Electoral Roll numbers at St Philip’s have grown by 34% since 2007. In 2013 the Parish was required to prepare a new Electoral Roll. Chris Luxton, St Philip’s Electoral Roll Officer, responsible for collecting information for the church, says “due to everyone’s combined efforts, St Philip’s now stands at 123 people aged 16 and over”.
Although the increase for the three churches in the parish averages 10%, these numbers don’t include the regular parish’s Sunday School attendees, with at least 60 different children having attended St Philip’s alone this year.
What’s the breakdown?
Over half of St Philip’s members (57%) live outside the parish
- There are 82 women to 41 men
- 51% of members have attended since before 2006
Of those who provided their date of birth:
- 26% are in their 40s
- 15% are equally in their 30s, 50s and 60s
- 10% are in their 70s
- 6% are in their 80s
- 4% are equally in their 90s and their 20s
- 3% are 16-20 year olds, on the roll for the first time
Would you like to join the Electoral Roll?
Electoral Roll membership is open to anyone who has been baptised and who lives in our parish, or who has been regularly attending for at least six months. Members are eligible for election to our church council and can vote at the annual meeting. Children of parents on the Electoral Roll become eligible to be considered for a ‘church’ place at St Barnabas and St Philip’s Primary School, and at several other schools. Contact email@example.com or see http://tinyurl.com/
Over the summer, the glazed screens between the church and the lower hall will be replaced to provide better sound separation. Jacquie Sands heads up St Philip’s Fabric Committee, which is overseeing the project. “The work will start at the end of July, when the contractors take out the old track and screens,” she explains.
Some of the ceiling adjacent to the screens will be removed to facilitate the work and to install new lighting and audio-visual cabling. Although the church and lower hall will be one large space for a few weeks, services will continue as normal, with work scheduled to take a month. “If all goes smoothly, we should have our new screens in place by the end of August,” Jacquie says. “We expect the new sound separation to be as good as the upper hall.”
The main benefit of installing the new glazed screens is so both spaces at ground floor level can be used independently.
This means that services can take place without being disturbed by events in the lower hall (for example, for children on a Sunday), and that St Philip’s can increase its income from its lettings business while improving facilities for the local groups who hire our space for their activities.
St Philip’s is part of the Diocese of London, a family of churches north of the Thames. Every few years the Diocese takes time to formulate its vision for the coming years.
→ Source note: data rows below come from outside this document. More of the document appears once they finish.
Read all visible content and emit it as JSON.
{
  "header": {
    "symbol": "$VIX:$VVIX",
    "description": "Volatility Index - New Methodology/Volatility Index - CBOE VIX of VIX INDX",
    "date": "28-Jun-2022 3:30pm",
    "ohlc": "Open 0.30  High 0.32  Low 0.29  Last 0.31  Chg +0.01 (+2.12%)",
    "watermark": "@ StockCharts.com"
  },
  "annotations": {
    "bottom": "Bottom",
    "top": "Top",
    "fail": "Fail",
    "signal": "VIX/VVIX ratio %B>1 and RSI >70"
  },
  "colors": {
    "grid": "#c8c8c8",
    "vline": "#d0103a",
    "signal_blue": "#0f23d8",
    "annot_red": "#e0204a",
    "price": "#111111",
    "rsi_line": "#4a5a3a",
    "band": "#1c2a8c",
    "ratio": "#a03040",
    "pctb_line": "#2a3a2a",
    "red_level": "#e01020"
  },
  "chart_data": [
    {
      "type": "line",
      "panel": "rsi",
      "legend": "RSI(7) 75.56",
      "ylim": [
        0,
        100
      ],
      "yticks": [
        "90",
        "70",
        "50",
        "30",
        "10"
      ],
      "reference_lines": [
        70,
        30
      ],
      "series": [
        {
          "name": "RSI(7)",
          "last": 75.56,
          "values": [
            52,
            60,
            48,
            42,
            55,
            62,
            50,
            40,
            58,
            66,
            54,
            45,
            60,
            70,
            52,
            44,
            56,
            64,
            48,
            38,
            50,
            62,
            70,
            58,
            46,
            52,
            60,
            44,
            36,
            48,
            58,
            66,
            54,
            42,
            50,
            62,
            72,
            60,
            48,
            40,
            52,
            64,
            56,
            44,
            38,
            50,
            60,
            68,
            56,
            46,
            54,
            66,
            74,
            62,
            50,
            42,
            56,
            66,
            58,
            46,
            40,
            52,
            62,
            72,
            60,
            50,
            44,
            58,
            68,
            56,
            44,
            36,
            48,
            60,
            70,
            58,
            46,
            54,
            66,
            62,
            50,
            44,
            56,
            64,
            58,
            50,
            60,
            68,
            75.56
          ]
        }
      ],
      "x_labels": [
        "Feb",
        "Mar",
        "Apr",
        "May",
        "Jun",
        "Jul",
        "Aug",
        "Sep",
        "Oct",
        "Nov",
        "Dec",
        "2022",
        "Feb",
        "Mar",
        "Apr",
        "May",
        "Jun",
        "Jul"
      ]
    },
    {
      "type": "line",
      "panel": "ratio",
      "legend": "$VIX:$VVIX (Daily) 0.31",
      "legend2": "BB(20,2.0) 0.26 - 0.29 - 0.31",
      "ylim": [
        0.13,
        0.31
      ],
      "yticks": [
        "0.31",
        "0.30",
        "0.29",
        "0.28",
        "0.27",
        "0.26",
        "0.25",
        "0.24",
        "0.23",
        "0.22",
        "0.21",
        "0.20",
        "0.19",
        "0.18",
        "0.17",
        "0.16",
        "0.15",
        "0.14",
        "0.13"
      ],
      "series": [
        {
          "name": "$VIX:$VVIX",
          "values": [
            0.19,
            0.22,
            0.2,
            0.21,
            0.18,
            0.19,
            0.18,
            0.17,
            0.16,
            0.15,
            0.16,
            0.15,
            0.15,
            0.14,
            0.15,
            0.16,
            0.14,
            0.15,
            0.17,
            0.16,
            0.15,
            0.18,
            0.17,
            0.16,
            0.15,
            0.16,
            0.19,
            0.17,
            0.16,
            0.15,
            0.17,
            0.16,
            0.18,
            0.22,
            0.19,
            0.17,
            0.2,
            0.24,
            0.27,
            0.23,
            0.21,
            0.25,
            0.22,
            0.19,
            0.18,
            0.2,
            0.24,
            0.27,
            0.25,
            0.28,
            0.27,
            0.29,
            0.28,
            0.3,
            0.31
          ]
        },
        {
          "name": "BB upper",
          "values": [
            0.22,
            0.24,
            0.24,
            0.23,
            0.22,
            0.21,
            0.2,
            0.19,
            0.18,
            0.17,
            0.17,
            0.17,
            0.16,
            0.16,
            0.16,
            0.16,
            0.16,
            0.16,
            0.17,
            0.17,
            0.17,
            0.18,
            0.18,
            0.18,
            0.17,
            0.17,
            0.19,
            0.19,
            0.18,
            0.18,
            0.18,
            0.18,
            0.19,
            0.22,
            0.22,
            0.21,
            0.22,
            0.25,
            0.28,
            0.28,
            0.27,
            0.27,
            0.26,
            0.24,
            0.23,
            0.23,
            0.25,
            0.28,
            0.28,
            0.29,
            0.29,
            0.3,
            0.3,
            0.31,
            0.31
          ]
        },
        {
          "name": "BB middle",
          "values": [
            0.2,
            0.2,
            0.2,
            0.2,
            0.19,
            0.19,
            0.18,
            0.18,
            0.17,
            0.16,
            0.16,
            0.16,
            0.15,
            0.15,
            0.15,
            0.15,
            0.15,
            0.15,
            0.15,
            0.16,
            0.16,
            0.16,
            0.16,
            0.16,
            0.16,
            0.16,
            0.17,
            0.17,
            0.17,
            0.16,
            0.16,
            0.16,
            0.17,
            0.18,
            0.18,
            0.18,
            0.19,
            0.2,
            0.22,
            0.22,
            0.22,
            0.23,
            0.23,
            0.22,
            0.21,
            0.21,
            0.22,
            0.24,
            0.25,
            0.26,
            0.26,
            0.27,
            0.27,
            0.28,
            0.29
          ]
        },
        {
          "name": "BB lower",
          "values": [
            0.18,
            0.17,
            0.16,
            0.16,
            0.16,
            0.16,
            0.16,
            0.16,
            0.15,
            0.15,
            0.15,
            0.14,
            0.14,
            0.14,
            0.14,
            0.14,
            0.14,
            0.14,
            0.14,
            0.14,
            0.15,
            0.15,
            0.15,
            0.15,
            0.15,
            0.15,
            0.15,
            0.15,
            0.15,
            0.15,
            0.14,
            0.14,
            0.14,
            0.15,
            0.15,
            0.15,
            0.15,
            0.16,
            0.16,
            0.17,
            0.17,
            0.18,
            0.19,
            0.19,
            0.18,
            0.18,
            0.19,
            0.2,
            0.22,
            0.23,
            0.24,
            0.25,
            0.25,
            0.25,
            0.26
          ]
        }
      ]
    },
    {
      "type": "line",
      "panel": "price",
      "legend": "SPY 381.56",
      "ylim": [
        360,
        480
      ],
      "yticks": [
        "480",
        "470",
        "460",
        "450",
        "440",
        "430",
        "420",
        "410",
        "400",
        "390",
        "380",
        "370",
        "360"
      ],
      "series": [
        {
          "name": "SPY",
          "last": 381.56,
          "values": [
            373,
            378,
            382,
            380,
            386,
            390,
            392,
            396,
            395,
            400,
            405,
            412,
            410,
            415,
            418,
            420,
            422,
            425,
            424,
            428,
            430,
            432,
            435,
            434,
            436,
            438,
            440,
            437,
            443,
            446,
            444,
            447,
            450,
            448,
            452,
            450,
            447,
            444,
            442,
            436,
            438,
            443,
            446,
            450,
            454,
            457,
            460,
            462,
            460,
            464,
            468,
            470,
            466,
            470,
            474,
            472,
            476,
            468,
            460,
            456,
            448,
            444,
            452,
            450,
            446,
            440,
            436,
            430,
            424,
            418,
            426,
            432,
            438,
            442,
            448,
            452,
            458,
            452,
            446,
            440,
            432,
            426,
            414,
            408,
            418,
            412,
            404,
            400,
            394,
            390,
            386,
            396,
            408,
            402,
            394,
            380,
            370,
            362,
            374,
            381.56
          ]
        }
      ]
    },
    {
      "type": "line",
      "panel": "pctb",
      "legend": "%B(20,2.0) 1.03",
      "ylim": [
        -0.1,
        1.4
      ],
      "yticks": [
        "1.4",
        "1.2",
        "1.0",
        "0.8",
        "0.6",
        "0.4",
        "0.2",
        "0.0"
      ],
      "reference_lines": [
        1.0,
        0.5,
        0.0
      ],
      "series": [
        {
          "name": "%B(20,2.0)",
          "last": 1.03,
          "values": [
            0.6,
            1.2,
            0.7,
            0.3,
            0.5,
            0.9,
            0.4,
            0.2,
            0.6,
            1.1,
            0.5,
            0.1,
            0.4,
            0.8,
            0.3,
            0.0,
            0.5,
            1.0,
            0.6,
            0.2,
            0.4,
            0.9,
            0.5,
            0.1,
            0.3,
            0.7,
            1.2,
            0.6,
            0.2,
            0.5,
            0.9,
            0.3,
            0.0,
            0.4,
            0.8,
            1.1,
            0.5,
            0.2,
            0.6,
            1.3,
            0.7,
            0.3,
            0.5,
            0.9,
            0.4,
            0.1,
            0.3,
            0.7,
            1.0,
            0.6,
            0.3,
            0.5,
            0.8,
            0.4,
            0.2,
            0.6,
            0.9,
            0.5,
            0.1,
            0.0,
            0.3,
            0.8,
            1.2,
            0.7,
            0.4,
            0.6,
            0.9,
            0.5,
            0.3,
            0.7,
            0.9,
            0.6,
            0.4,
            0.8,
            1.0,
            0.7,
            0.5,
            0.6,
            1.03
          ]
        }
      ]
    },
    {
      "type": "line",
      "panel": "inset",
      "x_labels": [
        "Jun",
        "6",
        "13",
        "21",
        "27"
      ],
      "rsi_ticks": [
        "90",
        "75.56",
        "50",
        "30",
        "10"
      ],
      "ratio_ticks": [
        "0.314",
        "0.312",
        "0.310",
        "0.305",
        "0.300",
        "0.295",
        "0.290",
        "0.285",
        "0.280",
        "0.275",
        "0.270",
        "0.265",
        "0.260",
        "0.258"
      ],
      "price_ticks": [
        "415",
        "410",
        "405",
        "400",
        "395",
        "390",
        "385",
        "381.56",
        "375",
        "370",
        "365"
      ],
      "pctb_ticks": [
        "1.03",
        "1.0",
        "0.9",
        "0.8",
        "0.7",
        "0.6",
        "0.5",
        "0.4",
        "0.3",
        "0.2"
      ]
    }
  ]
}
Over the past twelve months there has been an extensive conversation – which has included St Philip’s – about what the Church’s priorities should be in the years to come.
The result is ‘Capital Vision 2020′, a vision for the future of the church in London over the coming seven years. Three words summarise the priorities we are now asked to take on board: confidence, compassion and creativity. Confidence in speaking and living the Gospel. Compassionate as we serve our communities. And creative in reaching new people and places with the Good News.
Capital Vision 2020 was launched by the Bishop of London, Richard Chartres, at a big celebratory service at St Paul’s Cathedral on 6 June. St Philip’s was represented by our two church wardens, Anne Steele and Peter Burney, by our reader, Rupert Steele and by David Walsh.
When we at St Philip’s next come to review our own vision for the future, we will ask how we can help take forward this diocesan vision. You can see the launch video here online.
It’s hard to believe it’s now three years since Ije joined us. Her presence on Sunday mornings has made a big contribution to the life of the church. It would normally now be time for her to move on to her next post. But we are currently exploring with the Bishop of Kensington whether it might make sense for Ije to continue to be involved with St Philip’s for another year, though possibly slightly less than in the past three years. We will keep you informed! Ije and her sister Kayo have been very much in our prayers over the past few weeks following the death of her mother, Cecilia Iweajunwa. A major profile of Ije and her time at St Philip’s appears in the latest edition of Kensington Parish News (KPN), which you can find online here.